Concordo con te ed è la conferma di un ritorno d’interesse significativo e non “modaiolo” del cinema nei confronti del Settecento. È il secolo perfetto per chi desidera indagare il femminile, il sentimento, il valore dell’infanzia e della relazione amorosa: sono tutti temi che nel XVIII secolo acquistarono finalmente uno spazio cosciente. Fu proprio nel Settecento che le artiste iniziarono a imporsi ufficialmente, anche se sempre un passo indietro rispetto agli uomini. Nel film, che è di una delicatezza rara, le inquadrature e gli elementi scenici citano meravigliosamente pittori come Liotard, Chardin, David. E la sorpresa sta proprio nel vedere come il ritratto di Héloïse sia invece l’unica raffigurazione davvero moderna. Mi sembra di ritrovare ciò che differenzia un film d’intrattenimento da un saggio per immagini: la volontà di riflettere sullo sguardo e sui cambiamenti che può innescare.
“In arte qualsiasi cosa tu faccia è politica”. Questa citazione di Milos Forman apre di fatto il testo. Perché l’arte è politica?
Fellini dà una bellissima definizione: «se per politica si potesse intendere le possibilità di vivere insieme, di operare in una società di individui che abbiano rispetto per se stessi e che sappiano che la propria libertà finisce dove comincia la libertà degli altri, allora mi sembra che anche i miei film sono politici». L’arte, in quanto espressione creativa, esprime le sollecitazioni della società in cui nasce ma allo stesso tempo può anche contribuire a offrirne di nuove. E quindi seminare il cambiamento. Nulla è più politico di questo.
Arte e Cinema. Durante il lockdown cosa ti ha arricchito e rincuorato di più?
Mi ha fatto bene vedere grandi musei come l’Ermitage o il nostro Museo Egizio di Torino organizzare visite guidate online. O alcune cineteche mettere a disposizione di tutti il proprio patrimonio visivo. Ed è stata una reazione quasi immediata, il che mi ha stupita e mi ha fatto pensare che alla fin fine restiamo animali sociali. Non mi sono mai sentita sola e questa “compagnia” ha creato un sottofondo molto rassicurante per le mie attività e i miei pensieri.
Tra tutti i film che hai descritto e citato nel libro, qual è quello che ti è rimasto più impresso e che ogni tanto rivedi?

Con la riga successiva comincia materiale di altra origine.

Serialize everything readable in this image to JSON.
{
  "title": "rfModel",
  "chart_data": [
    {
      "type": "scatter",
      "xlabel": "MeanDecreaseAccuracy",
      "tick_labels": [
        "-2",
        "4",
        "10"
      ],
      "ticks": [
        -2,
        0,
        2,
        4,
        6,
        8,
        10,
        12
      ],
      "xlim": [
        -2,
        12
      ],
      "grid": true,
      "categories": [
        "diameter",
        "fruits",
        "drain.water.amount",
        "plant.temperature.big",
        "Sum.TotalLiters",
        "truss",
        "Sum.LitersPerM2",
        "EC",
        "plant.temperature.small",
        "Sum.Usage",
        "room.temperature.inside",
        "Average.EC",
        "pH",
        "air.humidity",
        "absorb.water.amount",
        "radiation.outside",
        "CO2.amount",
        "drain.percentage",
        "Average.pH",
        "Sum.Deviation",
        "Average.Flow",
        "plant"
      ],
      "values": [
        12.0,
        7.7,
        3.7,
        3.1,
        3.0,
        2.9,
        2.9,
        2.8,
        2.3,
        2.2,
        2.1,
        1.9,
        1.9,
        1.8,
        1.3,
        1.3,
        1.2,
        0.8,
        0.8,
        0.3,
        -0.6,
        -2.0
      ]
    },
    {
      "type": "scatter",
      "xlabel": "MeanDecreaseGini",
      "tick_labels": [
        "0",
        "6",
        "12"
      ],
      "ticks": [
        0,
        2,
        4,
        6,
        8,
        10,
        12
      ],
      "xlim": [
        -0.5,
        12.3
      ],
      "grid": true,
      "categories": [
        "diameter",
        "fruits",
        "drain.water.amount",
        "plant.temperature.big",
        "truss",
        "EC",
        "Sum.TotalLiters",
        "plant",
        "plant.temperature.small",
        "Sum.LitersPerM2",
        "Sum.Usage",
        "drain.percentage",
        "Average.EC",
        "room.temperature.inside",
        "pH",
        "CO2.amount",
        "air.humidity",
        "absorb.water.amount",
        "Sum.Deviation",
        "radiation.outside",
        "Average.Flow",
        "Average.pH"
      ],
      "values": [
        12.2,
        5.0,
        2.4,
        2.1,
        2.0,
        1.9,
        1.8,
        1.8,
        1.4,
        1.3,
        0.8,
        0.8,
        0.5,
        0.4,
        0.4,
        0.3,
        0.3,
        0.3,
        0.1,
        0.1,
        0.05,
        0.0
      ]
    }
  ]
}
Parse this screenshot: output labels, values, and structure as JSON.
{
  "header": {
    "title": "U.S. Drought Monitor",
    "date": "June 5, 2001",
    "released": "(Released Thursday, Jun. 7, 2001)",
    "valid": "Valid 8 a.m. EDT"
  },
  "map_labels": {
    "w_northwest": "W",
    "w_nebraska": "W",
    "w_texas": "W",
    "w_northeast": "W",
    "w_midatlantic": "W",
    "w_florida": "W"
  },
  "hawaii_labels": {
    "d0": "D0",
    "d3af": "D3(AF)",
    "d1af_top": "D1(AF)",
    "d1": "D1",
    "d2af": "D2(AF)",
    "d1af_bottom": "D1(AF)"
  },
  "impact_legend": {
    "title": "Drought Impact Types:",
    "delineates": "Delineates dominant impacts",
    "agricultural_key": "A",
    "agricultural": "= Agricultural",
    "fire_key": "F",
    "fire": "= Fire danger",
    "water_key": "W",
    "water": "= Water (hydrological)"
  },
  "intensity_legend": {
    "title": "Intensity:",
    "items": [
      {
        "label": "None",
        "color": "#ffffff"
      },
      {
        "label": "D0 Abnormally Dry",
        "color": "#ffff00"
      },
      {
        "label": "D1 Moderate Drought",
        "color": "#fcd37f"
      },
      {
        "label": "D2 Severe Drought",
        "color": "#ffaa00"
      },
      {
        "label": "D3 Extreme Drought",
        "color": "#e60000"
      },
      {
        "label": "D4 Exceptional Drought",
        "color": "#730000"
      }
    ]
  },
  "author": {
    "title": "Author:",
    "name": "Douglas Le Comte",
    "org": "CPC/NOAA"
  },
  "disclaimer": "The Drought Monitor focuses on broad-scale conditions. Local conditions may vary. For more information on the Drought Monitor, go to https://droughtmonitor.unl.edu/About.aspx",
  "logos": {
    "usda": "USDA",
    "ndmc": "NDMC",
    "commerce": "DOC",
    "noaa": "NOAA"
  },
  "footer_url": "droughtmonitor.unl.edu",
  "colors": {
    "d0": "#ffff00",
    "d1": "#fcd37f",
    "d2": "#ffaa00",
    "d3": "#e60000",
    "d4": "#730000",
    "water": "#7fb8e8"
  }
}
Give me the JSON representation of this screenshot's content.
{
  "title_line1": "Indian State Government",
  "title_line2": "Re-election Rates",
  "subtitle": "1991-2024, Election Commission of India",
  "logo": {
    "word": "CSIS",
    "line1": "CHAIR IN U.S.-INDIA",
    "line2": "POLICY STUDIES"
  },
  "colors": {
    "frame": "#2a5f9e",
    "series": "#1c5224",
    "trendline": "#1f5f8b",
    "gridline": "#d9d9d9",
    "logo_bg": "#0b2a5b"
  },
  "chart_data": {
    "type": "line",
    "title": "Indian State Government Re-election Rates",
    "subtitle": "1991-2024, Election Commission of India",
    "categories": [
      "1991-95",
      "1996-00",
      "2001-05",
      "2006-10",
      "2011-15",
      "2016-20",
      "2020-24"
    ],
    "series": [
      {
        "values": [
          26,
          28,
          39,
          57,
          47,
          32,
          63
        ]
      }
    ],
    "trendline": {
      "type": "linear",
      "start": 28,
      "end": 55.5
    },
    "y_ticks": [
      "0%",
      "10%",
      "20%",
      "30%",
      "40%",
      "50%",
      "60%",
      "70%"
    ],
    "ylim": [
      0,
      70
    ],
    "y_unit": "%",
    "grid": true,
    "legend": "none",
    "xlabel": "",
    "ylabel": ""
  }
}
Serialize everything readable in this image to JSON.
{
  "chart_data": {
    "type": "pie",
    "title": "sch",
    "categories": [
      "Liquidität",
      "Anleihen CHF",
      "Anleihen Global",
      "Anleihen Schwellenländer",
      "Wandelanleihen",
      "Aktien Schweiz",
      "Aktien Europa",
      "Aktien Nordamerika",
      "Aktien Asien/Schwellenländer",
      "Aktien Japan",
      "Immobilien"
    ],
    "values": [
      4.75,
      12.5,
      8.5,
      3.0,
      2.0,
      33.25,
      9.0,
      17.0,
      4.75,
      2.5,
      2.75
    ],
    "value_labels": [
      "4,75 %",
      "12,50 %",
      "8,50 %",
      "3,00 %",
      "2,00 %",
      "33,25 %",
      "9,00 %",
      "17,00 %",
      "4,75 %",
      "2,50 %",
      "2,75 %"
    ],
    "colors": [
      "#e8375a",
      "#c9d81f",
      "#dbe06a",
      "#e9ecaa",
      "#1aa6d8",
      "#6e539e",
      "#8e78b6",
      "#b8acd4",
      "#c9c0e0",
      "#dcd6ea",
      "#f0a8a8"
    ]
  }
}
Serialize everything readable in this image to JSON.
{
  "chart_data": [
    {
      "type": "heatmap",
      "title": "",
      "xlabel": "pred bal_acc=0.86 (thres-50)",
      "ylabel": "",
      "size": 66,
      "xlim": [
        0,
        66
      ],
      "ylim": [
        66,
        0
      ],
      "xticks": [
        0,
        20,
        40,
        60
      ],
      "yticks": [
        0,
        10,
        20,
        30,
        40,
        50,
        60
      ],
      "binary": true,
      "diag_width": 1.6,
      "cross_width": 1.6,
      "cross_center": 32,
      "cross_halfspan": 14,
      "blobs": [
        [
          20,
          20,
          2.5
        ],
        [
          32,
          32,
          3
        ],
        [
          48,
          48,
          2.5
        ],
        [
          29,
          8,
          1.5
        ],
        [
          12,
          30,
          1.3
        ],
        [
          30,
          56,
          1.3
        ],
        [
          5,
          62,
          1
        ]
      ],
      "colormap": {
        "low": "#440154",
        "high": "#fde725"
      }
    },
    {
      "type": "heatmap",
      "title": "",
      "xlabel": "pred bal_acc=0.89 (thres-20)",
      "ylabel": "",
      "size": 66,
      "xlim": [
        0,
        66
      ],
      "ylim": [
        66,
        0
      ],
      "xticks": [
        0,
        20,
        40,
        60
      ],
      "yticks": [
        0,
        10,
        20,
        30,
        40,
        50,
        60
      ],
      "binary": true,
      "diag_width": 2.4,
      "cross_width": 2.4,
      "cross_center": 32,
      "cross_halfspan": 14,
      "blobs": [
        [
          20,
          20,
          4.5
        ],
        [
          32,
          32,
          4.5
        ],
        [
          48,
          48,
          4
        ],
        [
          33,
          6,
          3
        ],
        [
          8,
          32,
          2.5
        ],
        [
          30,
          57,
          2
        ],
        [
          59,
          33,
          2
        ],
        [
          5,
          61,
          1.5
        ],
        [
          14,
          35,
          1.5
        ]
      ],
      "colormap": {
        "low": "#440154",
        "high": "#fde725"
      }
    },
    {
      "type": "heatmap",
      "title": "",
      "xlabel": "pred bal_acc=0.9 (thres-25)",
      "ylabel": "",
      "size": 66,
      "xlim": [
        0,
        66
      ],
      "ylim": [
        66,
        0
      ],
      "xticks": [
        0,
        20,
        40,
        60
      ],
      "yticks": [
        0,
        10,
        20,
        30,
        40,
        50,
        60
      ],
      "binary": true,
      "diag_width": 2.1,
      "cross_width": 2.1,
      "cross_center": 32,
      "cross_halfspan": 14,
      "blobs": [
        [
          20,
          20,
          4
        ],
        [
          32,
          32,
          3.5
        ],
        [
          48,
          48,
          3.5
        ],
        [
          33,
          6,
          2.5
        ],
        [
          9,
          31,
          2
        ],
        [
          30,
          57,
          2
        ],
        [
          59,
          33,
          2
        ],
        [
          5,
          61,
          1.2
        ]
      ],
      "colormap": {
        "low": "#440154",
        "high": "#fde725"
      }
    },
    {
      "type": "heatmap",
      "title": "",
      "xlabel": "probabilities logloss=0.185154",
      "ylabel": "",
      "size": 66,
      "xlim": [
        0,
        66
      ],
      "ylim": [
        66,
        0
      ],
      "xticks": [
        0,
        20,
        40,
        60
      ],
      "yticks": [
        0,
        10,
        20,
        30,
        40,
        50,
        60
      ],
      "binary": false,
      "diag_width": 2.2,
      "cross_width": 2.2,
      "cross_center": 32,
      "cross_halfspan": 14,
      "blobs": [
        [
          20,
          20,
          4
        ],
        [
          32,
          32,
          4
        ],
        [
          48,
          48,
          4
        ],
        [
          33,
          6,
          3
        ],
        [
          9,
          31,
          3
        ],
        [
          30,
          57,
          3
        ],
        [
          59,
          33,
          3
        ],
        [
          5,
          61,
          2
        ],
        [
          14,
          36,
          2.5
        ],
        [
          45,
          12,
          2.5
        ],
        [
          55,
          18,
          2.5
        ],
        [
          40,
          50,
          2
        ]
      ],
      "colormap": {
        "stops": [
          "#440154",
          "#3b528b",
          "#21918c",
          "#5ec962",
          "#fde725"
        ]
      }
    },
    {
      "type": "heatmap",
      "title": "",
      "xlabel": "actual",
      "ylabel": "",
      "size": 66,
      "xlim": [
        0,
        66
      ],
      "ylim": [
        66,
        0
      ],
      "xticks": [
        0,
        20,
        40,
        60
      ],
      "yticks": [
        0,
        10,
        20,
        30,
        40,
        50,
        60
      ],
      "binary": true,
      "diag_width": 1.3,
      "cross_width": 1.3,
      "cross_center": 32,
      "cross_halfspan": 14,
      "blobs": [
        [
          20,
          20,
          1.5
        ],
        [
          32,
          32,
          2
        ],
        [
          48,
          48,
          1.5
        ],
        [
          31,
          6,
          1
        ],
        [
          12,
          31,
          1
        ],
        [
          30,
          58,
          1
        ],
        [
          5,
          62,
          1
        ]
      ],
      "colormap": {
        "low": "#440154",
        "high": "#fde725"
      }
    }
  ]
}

Potrei recitare Amadeus parola per parola. È il film da cui è nato tutto e, nonostante non sia forse quello artisticamente più significativo, resterà sempre con me. Fra quelli analizzati in modo più specifico, direi sicuramente Marie Antoinette, forse perché ho dovuto riguardarlo con occhi diversi.
Chiara, questo Nostro Mondo, aldilà della pandemia che ci ha messo (ulteriormente) in ginocchio, sembrano dominare le Relazioni Pericolose. Siamo ancora più fragili, ma dobbiamo combattere con ancora più forza. In questo scenario, quali sono per te le Relazioni Preziose?
Per me le relazioni preziose restano quelle fra gli esseri umani, fra mente e mente. E non ha importanza attraverso quale strumento si esprimano. Molti sono convinti che i social media siano il problema, ma la verità è che sono solo mezzi di comunicazione, che ci danno purtroppo l’illusione di non avere la responsabilità di ciò che diciamo. Ogni volta che scriviamo non vediamo una persona dall’altra parte, ma uno schermo. È la nostra scarsa abitudine a empatizzare che rende la relazione davvero pericolosa. Credo che dovremmo ripartire da qui e non dare la colpa a innovazioni tecnologiche che sono invece immense opportunità: e proprio questo periodo storico ce lo sta dimostrando.